PARIS--When counseling women about breast cancer risk, physicians face the difficulty of translating relative risks into real-life prospects, Michael Baum, CHM, FRCS, of the Royal Marsden Hospital, London, said in a presentation at the Eighth Annual European Cancer Conference (ECCO-8).
The lay public's perception is that about one in 12 women will develop breast cancer at some point in life, Prof. Baum said, and, thus, a woman who is told that she has a threefold increase in risk may go through life believing that her chances of developing breast cancer in any one year are 25%.

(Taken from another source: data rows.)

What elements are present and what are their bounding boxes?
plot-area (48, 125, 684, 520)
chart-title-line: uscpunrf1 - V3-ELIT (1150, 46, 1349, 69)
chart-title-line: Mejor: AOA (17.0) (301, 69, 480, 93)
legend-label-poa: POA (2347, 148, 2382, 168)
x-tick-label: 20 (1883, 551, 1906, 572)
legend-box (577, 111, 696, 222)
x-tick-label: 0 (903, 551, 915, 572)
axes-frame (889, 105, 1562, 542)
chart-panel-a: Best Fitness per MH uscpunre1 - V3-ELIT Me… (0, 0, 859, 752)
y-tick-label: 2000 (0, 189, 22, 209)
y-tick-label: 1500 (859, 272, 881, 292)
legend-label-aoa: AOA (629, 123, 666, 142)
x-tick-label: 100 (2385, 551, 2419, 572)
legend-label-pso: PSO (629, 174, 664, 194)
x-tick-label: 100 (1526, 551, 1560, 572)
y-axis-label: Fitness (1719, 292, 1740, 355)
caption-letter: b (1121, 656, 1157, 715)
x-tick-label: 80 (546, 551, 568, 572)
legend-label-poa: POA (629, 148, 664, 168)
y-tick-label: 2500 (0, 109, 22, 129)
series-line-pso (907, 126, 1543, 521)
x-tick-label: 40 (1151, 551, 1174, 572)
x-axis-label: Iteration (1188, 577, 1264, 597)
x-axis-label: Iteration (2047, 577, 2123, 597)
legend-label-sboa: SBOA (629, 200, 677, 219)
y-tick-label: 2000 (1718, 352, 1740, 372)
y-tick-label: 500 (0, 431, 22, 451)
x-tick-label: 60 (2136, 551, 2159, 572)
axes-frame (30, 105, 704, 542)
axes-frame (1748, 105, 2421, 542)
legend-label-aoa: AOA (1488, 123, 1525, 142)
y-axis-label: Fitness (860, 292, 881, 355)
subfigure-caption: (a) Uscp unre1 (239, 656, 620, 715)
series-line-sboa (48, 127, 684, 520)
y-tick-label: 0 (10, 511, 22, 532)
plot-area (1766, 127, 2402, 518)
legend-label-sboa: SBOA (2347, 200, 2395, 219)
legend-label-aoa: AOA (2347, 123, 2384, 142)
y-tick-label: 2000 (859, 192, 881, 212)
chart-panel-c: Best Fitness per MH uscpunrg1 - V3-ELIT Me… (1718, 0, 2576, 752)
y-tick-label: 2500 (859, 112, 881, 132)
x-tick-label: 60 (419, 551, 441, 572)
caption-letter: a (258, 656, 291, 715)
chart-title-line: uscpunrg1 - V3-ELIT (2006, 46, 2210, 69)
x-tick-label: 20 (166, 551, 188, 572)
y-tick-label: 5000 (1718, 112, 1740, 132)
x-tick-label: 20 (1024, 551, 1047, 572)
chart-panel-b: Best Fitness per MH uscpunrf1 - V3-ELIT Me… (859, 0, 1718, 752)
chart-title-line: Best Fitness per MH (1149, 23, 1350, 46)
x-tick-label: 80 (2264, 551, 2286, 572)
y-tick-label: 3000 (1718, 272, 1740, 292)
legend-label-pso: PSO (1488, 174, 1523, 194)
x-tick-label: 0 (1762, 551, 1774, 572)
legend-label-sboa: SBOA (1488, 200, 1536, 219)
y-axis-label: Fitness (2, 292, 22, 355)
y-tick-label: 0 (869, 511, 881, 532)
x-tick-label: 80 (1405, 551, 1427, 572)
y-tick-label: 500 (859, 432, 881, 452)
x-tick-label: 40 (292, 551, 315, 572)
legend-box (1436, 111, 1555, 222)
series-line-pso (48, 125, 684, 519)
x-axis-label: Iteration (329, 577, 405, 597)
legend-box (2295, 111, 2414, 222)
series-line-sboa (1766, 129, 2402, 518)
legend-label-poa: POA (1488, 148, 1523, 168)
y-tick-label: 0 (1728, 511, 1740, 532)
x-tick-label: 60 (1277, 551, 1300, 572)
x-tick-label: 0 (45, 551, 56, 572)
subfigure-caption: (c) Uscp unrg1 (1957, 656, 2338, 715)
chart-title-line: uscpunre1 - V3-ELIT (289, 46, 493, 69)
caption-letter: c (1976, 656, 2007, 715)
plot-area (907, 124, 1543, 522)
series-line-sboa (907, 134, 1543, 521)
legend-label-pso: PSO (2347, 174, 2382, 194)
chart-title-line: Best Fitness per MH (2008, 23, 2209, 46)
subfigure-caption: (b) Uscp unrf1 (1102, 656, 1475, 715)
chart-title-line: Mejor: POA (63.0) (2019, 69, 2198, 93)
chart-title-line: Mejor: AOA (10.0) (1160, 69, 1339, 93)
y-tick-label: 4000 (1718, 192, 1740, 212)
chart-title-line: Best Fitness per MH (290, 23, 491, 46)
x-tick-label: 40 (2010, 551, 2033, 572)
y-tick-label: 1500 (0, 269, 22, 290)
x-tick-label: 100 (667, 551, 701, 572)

"This is cruel and we have ourselves to blame for all the fear that's out there in the community," he said. "The public has difficulty in translating relative risk into absolute risk."
Prof. Baum's counseling strategy is to advise women not to think about their lifetime risk, but about what may happen in the next decade. For example, he said, a normal 50-year-old woman has a 2% chance of developing breast cancer over the next decade, and, thus, even a threefold increase in the odds means only a 6% risk.
"Counseled that way, most of my patients can live with that risk without being forced into inappropriate and experimental risk avoidance schemes," Prof. Baum said.
It may be more difficult, he acknowledged, to counsel the young patient with a suggestive family history. He noted that computer programs are now available that can calculate the probability of penetrance of a dominant gene.
A woman with a family history of breast cancer may have a rare inherited gene with a high penetrance, such as BRCA1, BRCA2, and p53; a common inherited gene with low penetrance; or sporadic mutations due to an inherited deficiency of DNA repair mechanisms, Prof. Baum commented.